Leaving the world as it is, and entering the border between the world as it was, and presently exists in the newly leveraged chaos of change requires courage and faith. It also asks for willingness to acknowledge that one has entered the unknown.

Like our protagonists, each time we venture to write a new story or novel we exit the comfort zone of what we have accomplished, and depart once more into that land of yearning and desire. We strive to bring our characters into new life by transferring them from the mind of our imagination, onto the eye and landscape of the blank page, that of our computers or notebooks and ultimately to that of the published book, or the lighted screen of a Kindle, Nook, or some other electronic reading device.

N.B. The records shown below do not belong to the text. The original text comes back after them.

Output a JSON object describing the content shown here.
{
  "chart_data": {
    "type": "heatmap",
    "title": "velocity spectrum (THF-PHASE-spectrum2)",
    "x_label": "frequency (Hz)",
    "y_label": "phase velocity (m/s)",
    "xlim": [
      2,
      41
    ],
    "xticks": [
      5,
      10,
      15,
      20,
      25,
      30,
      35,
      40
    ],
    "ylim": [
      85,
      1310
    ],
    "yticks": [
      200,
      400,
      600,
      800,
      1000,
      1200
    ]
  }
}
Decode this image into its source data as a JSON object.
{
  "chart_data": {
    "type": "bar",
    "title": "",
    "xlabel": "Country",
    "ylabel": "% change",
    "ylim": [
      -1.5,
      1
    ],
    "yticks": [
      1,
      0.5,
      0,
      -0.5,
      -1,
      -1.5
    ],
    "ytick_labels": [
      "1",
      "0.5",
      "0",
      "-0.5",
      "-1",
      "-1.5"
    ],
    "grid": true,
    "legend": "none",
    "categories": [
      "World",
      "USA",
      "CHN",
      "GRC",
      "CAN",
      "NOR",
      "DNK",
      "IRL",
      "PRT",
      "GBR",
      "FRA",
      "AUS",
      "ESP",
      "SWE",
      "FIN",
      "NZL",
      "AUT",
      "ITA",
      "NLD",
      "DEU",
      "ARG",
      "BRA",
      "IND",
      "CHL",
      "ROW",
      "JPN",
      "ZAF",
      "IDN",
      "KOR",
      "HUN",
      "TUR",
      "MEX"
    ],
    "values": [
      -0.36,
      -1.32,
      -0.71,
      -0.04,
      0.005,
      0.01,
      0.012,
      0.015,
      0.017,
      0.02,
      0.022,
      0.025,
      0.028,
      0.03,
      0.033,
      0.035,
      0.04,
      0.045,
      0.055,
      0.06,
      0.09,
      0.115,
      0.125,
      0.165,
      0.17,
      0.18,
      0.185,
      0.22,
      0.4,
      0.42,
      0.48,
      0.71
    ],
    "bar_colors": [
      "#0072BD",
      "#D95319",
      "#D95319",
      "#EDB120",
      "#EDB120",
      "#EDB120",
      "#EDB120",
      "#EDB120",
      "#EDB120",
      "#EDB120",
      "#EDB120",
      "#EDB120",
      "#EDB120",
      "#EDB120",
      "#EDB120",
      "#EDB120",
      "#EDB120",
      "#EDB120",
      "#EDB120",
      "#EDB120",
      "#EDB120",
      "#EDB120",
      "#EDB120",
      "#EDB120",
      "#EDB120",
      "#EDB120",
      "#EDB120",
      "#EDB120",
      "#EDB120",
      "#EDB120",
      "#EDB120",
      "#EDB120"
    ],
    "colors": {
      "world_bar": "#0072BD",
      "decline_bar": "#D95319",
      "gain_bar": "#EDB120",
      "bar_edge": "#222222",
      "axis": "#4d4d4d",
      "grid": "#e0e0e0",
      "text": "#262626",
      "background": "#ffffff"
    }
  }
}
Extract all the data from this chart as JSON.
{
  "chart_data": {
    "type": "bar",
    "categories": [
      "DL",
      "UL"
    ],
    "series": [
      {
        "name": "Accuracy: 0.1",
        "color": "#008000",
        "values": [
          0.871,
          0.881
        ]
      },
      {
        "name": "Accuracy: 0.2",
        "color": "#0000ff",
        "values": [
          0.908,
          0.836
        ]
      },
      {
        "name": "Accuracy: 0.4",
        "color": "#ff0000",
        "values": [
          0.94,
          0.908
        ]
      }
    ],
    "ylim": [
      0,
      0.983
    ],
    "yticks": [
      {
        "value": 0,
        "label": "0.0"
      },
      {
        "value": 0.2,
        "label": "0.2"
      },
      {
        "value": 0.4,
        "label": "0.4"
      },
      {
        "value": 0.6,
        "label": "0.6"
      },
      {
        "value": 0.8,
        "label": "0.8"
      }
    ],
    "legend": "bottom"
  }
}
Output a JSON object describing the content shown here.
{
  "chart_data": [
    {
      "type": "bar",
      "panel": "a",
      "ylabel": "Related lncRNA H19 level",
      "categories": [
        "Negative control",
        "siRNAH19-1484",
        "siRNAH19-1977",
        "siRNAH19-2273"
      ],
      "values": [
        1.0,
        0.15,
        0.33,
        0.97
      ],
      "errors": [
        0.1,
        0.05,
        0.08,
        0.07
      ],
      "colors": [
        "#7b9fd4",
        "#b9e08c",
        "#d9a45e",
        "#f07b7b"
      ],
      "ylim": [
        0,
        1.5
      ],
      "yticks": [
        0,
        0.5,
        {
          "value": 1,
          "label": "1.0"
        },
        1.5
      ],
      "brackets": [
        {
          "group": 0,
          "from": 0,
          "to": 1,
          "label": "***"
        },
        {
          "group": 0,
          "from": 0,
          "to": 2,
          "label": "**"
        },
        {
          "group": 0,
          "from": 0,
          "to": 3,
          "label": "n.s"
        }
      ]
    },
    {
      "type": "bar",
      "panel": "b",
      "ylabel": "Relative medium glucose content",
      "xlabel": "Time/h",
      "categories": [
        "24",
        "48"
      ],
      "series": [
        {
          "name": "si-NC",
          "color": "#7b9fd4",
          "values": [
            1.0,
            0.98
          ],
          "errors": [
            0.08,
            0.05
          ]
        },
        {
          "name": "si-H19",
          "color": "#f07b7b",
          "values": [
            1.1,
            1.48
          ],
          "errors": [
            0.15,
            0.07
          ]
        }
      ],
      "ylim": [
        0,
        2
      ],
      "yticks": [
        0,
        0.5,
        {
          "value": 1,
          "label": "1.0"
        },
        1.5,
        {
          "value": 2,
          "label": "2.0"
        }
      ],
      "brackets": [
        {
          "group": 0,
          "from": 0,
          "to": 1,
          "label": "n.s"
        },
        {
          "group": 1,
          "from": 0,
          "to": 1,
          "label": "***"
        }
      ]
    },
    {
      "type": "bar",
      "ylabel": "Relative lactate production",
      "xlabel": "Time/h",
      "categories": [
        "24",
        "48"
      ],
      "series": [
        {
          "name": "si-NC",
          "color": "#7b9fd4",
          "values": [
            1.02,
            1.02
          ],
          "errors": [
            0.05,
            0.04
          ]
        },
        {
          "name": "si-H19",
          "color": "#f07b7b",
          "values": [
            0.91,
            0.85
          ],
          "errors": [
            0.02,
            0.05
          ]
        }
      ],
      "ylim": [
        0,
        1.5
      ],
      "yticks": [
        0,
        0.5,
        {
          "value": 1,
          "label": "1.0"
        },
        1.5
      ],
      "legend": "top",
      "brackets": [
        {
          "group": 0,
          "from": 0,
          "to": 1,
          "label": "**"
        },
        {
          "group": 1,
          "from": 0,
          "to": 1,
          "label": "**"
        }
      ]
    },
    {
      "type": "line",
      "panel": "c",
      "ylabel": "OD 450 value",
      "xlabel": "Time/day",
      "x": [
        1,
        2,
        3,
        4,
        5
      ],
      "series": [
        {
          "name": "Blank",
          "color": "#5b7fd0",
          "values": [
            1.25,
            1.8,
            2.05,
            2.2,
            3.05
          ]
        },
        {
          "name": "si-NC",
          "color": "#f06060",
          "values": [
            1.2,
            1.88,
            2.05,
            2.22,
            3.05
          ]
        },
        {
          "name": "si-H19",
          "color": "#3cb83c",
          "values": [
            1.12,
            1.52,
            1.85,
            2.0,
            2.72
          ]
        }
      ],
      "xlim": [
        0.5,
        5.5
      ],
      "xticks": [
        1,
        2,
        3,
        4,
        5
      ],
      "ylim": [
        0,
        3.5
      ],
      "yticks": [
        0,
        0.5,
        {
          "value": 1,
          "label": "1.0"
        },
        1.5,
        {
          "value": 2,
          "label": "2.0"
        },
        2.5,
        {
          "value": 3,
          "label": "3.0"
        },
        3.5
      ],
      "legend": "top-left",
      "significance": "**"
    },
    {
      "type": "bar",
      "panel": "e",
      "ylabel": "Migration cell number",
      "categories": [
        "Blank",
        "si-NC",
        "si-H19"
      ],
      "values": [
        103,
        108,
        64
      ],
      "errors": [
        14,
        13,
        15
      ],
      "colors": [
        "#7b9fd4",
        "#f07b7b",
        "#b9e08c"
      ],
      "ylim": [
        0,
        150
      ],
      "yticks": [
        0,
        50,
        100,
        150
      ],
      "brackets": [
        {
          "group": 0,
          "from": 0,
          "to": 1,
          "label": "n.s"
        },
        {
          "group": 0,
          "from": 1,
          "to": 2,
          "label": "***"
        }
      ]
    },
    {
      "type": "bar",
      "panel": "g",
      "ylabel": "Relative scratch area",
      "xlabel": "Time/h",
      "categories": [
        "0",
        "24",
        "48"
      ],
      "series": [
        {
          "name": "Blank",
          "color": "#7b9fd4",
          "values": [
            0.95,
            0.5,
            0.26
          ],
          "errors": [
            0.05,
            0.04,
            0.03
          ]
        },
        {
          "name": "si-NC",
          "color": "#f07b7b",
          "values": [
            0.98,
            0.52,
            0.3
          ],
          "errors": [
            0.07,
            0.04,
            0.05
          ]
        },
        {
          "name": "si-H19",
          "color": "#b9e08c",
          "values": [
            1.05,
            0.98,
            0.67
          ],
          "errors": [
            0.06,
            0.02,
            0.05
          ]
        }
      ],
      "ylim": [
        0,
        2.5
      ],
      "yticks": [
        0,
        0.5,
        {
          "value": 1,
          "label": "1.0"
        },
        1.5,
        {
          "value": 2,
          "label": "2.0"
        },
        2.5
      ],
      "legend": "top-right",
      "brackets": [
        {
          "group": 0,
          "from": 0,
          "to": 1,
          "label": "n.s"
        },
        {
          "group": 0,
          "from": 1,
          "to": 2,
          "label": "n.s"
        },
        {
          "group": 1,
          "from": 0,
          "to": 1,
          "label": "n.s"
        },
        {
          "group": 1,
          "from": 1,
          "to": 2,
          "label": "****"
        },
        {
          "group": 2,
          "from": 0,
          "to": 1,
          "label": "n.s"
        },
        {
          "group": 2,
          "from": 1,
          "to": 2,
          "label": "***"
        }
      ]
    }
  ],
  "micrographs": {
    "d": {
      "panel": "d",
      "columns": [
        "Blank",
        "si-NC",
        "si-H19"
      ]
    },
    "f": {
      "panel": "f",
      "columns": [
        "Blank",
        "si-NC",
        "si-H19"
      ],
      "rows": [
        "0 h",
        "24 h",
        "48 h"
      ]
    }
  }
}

Fear accompanies this declaration of the goal we seek to achieve. Sometimes we experience a momentary sigh of relief, that we have begun the task long held at bay.

Aggravation and frustration arise when encountering the obstacles of stalled plots or perhaps characters that want to have their way.

Good stories abound with obstacles?

The best contain monumental hills and valleys that challenge our will as writers, and the physical and mental strengths of our characters.

Acceptance of the challenge stirs a vicissitude of emotions that mark our journey on an internal level.

On the physical plane we come to learn the rules of writing and discover our strengths and weaknesses in crafting stories.

Simultaneously our central character(s) meet rivals as they learn the order of the new world into which they have been thrust.

Entering this borderland region marks the move from the beginning of a story to that of the middle where through challenge conflict a new person emerges, both in our protagonist, and us as writers. No author is the same after completing a book.

Likewise the person we become does not remain when we start a new work.

And hopefully those who read our books will experience a transformation that moves them to tell another about our work.

How much has writing changed you?

What part of your identity has undergone the greatest transformation as a result of crafting your stories?

What has been the most moving book you have read?

What novel or story that you have written has affectated the greatest shift in consciousness?